All of the projects are in early stages of development, and many obstacles remain. But the support they’ve garnered from landowners, regulators and environmentalists has attracted the interest of big solar developers such as SunPower and First Solar as well as utilities under pressure to meet aggressive renewable energy mandates.

Those targets have become harder to reach as the sunniest undeveloped land is put off limits.

Last December, Senator Dianne Feinstein, Democrat of California, introduced legislation to protect nearly a million acres of the Mojave Desert from renewable energy development.

But the senator’s bill also includes tax incentives for developers who build renewable energy projects on disturbed lands.

For Westlands farmers, the promise of the solar project is not clean electricity, but the additional water allocations they will get if some land is no longer used for farming.

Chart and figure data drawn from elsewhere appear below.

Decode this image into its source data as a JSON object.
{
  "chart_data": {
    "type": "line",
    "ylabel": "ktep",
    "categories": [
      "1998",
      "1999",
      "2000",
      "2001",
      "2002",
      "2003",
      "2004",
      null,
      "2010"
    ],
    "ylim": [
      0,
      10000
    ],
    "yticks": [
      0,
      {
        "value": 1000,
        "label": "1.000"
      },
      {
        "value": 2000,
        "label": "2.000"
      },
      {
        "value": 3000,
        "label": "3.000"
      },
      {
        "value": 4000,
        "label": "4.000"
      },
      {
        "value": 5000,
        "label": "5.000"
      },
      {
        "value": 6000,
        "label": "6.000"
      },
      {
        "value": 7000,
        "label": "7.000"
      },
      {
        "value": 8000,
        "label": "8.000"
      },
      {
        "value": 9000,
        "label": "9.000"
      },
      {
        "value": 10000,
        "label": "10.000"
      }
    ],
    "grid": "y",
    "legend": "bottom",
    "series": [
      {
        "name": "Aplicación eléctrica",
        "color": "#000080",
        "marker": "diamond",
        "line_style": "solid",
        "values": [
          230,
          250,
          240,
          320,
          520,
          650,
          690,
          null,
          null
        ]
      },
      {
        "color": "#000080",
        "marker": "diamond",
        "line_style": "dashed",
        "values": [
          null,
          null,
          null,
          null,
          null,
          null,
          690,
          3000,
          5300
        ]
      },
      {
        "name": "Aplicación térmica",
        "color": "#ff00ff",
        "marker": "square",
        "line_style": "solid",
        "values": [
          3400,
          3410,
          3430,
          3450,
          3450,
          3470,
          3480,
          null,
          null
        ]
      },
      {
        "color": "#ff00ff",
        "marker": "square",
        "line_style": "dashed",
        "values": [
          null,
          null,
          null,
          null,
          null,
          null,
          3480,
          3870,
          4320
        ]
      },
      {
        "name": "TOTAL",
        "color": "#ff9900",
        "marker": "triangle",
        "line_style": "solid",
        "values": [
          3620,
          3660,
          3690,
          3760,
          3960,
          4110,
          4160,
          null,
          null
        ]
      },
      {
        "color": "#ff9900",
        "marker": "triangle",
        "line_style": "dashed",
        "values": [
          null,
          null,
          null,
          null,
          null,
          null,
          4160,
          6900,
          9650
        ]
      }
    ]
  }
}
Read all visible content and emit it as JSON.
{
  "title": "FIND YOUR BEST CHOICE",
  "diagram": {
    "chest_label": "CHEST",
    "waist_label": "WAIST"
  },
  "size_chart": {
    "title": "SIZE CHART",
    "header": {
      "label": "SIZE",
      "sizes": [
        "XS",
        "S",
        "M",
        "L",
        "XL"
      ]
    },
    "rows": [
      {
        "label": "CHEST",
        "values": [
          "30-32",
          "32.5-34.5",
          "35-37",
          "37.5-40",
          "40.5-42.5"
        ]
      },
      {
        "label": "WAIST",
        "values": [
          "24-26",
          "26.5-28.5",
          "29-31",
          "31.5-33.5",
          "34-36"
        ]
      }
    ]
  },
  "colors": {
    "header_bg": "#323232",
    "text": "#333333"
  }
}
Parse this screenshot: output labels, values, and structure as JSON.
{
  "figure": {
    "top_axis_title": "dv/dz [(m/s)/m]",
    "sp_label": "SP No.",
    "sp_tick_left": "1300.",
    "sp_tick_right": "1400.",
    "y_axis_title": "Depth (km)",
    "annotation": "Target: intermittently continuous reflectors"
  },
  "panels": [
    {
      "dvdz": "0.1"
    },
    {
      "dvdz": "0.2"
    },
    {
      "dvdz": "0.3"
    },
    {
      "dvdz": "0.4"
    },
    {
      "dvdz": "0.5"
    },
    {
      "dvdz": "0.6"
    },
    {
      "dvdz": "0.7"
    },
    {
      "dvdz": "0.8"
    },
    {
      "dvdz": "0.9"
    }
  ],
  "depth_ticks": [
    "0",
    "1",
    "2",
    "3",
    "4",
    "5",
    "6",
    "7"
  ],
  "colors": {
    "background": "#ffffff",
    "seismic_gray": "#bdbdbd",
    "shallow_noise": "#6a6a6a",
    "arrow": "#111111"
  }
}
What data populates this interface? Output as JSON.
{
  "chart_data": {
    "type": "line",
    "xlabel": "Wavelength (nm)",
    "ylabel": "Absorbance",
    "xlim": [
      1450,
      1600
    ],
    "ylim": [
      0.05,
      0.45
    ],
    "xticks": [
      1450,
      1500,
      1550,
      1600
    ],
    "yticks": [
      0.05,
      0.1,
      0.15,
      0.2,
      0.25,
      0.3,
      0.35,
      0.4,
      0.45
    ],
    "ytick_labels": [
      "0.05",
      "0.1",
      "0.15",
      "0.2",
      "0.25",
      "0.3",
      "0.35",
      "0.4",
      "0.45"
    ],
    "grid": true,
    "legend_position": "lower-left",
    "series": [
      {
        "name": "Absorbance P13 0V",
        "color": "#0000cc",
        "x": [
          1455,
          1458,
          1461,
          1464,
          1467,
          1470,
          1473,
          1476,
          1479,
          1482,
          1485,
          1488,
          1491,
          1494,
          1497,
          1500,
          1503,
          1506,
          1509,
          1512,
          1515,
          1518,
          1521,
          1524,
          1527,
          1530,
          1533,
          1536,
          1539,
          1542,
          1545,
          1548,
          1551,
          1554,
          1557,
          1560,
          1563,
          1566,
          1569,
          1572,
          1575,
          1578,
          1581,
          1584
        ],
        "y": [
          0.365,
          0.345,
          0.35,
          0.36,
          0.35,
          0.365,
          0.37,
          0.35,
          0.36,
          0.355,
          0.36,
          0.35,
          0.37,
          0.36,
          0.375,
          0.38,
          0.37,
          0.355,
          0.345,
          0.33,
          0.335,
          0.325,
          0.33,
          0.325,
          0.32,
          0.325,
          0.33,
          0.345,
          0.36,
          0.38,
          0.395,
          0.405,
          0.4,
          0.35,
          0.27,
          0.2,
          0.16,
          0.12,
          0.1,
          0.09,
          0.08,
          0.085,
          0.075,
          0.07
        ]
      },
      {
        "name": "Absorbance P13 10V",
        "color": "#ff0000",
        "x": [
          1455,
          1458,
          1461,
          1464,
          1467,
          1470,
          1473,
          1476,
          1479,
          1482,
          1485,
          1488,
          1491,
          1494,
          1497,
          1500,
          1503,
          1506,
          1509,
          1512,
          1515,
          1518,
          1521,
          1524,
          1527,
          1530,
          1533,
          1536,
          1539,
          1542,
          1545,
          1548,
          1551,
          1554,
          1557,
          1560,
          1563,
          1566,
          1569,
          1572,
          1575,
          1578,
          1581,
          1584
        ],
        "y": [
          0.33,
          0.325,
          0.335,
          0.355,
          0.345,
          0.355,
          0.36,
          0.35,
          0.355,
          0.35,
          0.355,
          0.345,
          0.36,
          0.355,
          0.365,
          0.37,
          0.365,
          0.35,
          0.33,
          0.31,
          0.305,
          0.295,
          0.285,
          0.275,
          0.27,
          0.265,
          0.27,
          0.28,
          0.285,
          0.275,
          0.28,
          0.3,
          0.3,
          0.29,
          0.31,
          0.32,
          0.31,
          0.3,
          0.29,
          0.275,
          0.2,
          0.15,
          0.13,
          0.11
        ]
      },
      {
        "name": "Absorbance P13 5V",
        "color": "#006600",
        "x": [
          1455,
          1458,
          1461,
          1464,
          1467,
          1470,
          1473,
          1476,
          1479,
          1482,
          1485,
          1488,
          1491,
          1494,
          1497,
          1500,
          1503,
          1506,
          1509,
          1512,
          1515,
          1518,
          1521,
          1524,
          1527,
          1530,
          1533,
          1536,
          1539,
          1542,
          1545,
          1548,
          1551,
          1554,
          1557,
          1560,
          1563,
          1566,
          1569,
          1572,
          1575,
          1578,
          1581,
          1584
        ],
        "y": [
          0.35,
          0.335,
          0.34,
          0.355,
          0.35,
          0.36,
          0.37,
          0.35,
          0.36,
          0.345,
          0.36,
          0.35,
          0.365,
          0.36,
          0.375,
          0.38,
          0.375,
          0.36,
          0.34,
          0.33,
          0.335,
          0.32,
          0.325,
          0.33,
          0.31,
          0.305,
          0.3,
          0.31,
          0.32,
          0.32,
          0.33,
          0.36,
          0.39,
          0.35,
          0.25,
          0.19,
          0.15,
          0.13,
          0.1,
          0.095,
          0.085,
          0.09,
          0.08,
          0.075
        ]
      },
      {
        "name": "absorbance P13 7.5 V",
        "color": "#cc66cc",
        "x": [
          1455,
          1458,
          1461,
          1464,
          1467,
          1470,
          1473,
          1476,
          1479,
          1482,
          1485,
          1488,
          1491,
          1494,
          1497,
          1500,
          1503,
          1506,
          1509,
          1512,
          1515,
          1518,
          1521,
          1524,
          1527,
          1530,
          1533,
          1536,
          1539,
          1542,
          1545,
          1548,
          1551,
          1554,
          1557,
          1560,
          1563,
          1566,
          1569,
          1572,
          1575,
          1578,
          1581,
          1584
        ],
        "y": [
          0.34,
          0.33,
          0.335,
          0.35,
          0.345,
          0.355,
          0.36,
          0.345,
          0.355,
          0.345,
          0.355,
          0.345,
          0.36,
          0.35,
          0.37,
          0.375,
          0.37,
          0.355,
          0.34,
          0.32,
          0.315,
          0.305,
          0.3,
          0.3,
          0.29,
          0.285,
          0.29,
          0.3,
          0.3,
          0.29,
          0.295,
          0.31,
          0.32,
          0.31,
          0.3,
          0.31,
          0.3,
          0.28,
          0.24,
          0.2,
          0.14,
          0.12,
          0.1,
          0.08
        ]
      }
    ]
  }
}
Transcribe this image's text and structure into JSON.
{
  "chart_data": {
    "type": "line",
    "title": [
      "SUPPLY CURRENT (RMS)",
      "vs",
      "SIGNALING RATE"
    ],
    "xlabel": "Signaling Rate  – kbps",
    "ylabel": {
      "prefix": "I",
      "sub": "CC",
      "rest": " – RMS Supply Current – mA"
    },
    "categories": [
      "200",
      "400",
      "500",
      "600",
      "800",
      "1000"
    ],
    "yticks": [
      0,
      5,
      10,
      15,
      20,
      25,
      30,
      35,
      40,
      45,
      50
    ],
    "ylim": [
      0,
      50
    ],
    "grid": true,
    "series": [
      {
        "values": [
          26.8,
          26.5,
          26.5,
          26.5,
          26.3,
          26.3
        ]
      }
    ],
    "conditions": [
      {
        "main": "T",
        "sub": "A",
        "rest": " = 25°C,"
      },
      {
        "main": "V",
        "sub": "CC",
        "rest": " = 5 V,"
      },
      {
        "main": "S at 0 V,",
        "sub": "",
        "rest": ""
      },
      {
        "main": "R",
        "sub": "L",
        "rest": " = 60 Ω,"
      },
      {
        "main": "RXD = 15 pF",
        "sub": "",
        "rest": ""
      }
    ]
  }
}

“Westlands’ water supply has been chronically short over the past 18 years, so one of the things we’ve tried to do to balance supply and demand is to take land out of production,” said Thomas W. Birmingham, general manager of the water district, which acquired 100,000 acres and removed the land from most agricultural production. “The conversion of district-owned lands into areas that can generate electricity will help to reduce the cost of providing water to our farmers.”